6. The information processing device (10) according to claim 5, further comprising:
an emotion detector (11, 104) configured to detect an emotion of the worker (4) included
in each frame of the moving image, wherein
the provision unit (11, 106) further provides a transition of the emotion detected
by the emotion detector (11, 104).
7. An information processing method comprising:
acquiring a moving image from a camera (40) that is installed at a production site
and that images a target worker (4) and surroundings of the target worker (4);
detecting, from a predetermined number of consecutive first frames included in the
moving image, an operation section of work performed by the target worker (4) included
in the predetermined number of first frames using an inference model (133); and
providing a detection result, wherein
the inference model (133) is generated by learning processing using a plurality of
learning data sets (132), each of the plurality of learning data sets (132) including
a predetermined number of consecutive second frames included in a moving image that
includes a specific worker, and a label indicating an operation section of work performed
by the specific worker included in the predetermined number of second frames.

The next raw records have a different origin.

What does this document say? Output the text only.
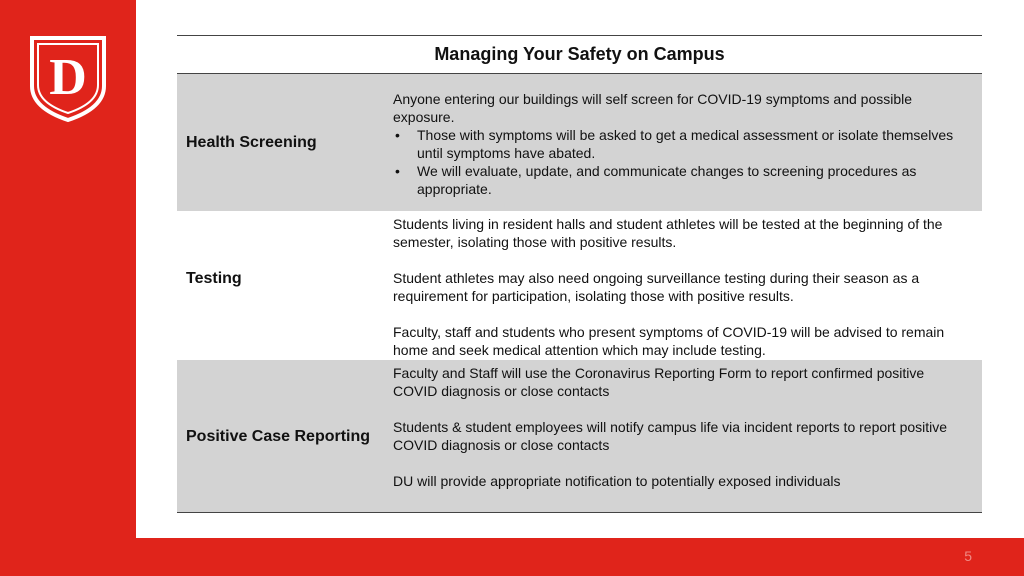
D
5
Managing Your Safety on Campus
Health Screening

Anyone entering our buildings will self screen for COVID-19 symptoms and possible exposure.

• Those with symptoms will be asked to get a medical assessment or isolate themselves until symptoms have abated.
• We will evaluate, update, and communicate changes to screening procedures as appropriate.
Testing

Students living in resident halls and student athletes will be tested at the beginning of the semester, isolating those with positive results.

Student athletes may also need ongoing surveillance testing during their season as a requirement for participation, isolating those with positive results.

Faculty, staff and students who present symptoms of COVID-19 will be advised to remain home and seek medical attention which may include testing.

Positive Case Reporting

Faculty and Staff will use the Coronavirus Reporting Form to report confirmed positive COVID diagnosis or close contacts

Students & student employees will notify campus life via incident reports to report positive COVID diagnosis or close contacts

DU will provide appropriate notification to potentially exposed individuals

8. An information processing method comprising:
acquiring a moving image from a camera (30) that is installed at a production site
and that images a face of a worker (4);
detecting a line-of-sight direction of the worker (4) included in each frame of the
moving image; and
providing an image including an object in front of the worker (4), wherein
the providing includes:
determining a position of a viewpoint of the worker (4) in the image on the basis
of the line-of-sight direction that has been detected; and
displaying a mark (67a) at the determined position in the image.